There are a number of treatment algorithms available in the literature.7,21-23 Treatment for mild to moderate CDI appears to have a fairly good clinical consensus for the use of metrozanidole, in part because of the concern that overuse of vancomycin may contribute to increasing pathogen resistance. Consensus also exists for treatment of severe initial incident CDI with vancomycin. Surgery may be life-saving in patients with fulminant, or acute severe, colitis. Pepin24 suggests that both vancomycin and metrozanidole are implicated in increased frequency of vancomycin-resistant enterococci. Surgery may be life-saving in patients with fulminant, or acute severe, colitis.

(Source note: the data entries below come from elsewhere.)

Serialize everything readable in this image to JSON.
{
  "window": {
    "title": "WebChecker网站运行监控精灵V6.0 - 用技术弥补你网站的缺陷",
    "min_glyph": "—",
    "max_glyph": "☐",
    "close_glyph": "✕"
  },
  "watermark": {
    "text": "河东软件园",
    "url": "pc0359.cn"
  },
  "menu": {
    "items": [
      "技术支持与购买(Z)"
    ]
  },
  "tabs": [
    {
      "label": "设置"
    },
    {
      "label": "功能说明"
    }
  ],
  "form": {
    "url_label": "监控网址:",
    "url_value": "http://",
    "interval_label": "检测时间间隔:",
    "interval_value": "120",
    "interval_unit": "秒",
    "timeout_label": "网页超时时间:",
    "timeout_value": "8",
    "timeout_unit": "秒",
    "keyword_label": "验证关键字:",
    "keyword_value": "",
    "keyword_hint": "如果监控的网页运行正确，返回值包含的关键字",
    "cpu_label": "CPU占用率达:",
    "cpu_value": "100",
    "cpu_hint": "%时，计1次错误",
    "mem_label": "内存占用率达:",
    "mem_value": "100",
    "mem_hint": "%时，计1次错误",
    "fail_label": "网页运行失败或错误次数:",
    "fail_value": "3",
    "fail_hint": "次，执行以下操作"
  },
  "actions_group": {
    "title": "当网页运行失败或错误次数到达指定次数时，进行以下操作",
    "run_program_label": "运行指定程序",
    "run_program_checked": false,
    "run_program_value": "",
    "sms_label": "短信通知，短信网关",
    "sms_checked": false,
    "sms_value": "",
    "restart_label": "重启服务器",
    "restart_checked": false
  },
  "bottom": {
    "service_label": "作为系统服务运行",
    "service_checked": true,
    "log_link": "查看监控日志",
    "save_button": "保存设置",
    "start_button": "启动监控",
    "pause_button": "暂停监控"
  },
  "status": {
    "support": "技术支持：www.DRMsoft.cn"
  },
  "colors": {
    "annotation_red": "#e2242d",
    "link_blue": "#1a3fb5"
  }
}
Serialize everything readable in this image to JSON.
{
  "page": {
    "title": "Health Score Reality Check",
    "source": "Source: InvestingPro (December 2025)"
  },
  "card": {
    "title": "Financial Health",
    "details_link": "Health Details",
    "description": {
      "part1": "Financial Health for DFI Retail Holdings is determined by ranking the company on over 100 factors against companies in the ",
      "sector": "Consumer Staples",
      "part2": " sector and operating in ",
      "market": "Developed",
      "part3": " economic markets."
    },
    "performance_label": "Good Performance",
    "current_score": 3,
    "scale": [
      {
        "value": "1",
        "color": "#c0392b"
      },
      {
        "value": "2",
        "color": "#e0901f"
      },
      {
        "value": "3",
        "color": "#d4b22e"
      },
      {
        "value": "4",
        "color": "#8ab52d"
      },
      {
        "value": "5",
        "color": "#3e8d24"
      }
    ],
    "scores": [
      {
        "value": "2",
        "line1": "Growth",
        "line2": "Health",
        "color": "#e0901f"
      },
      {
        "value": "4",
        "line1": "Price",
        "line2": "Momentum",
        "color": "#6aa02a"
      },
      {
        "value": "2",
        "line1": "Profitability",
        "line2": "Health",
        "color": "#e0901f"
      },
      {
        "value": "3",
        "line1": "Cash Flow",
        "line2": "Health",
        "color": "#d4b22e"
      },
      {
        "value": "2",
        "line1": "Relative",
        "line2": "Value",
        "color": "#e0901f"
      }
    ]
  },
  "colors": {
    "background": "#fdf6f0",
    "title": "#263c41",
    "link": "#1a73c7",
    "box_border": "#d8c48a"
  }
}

Treatment for relapsed or recurrent CDI, however, is much more problematic. CDI recurs in 15-35 percent of patients with one previous episode and 33-65 percent of patients who have had more than two episodes.22 Currently, clinicians choose from a number of antibiotics and dosing protocols and adjunctive treatments such as the use of antimicrobials, probiotics, fecal transplant, toxin-binding agents, and immune-system enhancing agents.25-27
CDI rates in the United States (and globally) have increased in the last decade, along with associated morbidity and mortality, particularly among elderly persons. Increasing morbidity and mortality, the limited therapeutic options and difficulty treating recurrent cases, and the associated economic costs all argue for increased attention to hospital acquired infections. CMS is considering adding CDI to the inpatient prospective payment system, and reimbursing hospitals at a lower rate for CDI if it is acquired during the hospital stay.